Dave Smith assure son retour dans la lutherie électronique. Après l’Evolver de 2003 et le PolyEvolver de 2004, c’est aujourd’hui une version clavier qui nous est proposée, avec tout plein de commandes et de mémoires pour créer ses propres sons.

Test du PolyEvolver de Dave Smith Instruments : Le retour de l’hybride

(Test initia­le­ment paru en août 2005)

On doit à Dave Smith le premier synthé poly­pho­nique entiè­re­ment program­mable (Prophet-5), le premier synthé Midi (Prophet 600) et la synthèse vecto­rielle (Prophet VS, un synthé hybride où les oscil­la­teurs sont de courtes ondes numé­ri­sées ensuite passés dans des filtres analo­giques). L’Evol­ver combine astu­cieu­se­ment l’ana­lo­gique, le numé­rique et le Midi. A peine sorti et plébis­cité, les musi­ciens ont demandé à Dave d’en sortir une version poly­pho­nique. Ce fut fait avec le Poly­Evol­ver, un module en rack 1 U embarquant 4 voix d’Evol­ver. Mais sans éditeur dédié, le Poly­Evol­ver est compliqué à domp­ter, avec sa façade dépouillée. D’au­tant que le nombre de para­mètres éditables est astro­no­mique. Sous la pres­sion des fans, Dave s’est fina­le­ment décidé à sortir une version clavier, où les maîtres mots sont simpli­cité, édition immé­diate et qualité sonore.

Beau et fonc­tion­nel

PE face oblique gaucheLe Poly­Evol­ver KB a été l’une des prin­ci­pales attrac­tions des grands salons 2005. Enfin, on allait pouvoir tour­ner des boutons, créer des sons à partir de zéro. Avec sa façade bleue, son LCD fluo 2 × 16 carac­tères, ses petits poten­tio­mètres noirs et boutons à diodes rouges, le Poly­Evol­ver KB rappelle un peu le Super­nova II. La machine offre 78 rota­tifs, 56 pous­soirs à diodes rouges et 36 diodes bleues. Ces dernières s’al­lument en fonc­tion de la fréquence des LFO, du pas du séquen­ceur, de l’oc­tave sélec­tionné ou de la satu­ra­tion du signal. Merci pour les indi­ca­teurs de satu­ra­tion, car le Poly­Evol­ver a de la pêche.

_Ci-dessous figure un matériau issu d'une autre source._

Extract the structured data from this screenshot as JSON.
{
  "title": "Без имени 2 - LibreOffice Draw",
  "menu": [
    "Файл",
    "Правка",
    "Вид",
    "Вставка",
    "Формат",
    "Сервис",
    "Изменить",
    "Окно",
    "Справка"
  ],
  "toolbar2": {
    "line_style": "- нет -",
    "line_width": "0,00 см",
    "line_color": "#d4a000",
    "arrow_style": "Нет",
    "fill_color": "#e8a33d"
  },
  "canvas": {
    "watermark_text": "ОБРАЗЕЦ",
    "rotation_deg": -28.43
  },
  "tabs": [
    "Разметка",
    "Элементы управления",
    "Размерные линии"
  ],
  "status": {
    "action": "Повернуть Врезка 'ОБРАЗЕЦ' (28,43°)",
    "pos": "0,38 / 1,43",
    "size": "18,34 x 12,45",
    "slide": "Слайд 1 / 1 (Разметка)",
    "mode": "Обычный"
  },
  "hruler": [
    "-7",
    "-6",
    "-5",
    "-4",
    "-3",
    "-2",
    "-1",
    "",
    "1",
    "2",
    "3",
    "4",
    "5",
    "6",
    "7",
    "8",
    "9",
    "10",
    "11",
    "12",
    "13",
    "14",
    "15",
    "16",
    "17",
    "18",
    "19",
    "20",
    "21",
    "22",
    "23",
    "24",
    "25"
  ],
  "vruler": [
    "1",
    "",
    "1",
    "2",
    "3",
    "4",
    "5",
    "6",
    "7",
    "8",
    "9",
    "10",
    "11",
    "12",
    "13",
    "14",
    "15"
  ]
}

Sur la gauche du clavier, les 2 molettes trans­pa­rentes éclai­rées en bleu sont du plus bel effet. Ce sont les mêmes que sur certains Mini­moog Voya­ger, Dave les achète d’ailleurs à Bob ! Juste au-dessus, 2 boutons permettent de trans­po­ser le clavier de plus ou moins 2 octaves, la trans­po­si­tion par demi-ton se faisant (aisé­ment) en mode Global. Le clavier est un Fatar lesté de 61 touches, sensible à la vélo­cité et à la pres­sion. C’est le même type de touche que sur l’An­dro­meda et le Voya­ger. Le panneau rassemble l’en­semble de la connec­tique, à commen­cer par l’au­dio : prise casque, sortie stéréo globale, 4 sorties stéréo sépa­rées (une par voix) et entrée stéréo. Toutes sont au format jack 6,35. Viennent ensuite 3 prises pour pédales (Sustain et 2 CV), un trio Midi, un seconde sortie Midi pour le chaî­nage de plusieurs Evol­ver (fonc­tion Poly Chain), un inter­rup­teur secteur et une borne pour alimen­ta­tion externe univer­selle. Celle-ci, de type bloc au milieu, est à détec­tion auto­ma­tique de tension et fréquence. Elle est livrée avec des connec­teurs pour s’adap­ter pratique­ment tous les pays. Le Poly­Evol­ver KB est donc prêt pour voya­ger. 

Edition de rêve

PE front gaucheSur le Poly­Evol­ver clavier, l’édi­tion est un véri­table bonheur : une commande par fonc­tion en mode programme, un LCD qui affiche immé­dia­te­ment le para­mètre en cours d’édi­tion et sa valeur instan­ta­née dès qu’une commande est action­née. Dommage qu’il n’af­fiche pas aussi la valeur stockée du para­mètre. Petite correc­tion simple à faire par mise à jour d’OS, par ailleurs stocké en mémoire flash réins­crip­tible. A ce sujet, les rota­tifs sans fin permettent d’évi­ter les phéno­mènes de saut lors de l’édi­tion en live, c’est parfait ! Leur qualité est rela­ti­ve­ment correcte, mais leur petite taille néces­site un peu de pratique et leur proxi­mité peut s’avé­rer gênante pour les accros des modi­fi­ca­tions ultra­ra­pides en live.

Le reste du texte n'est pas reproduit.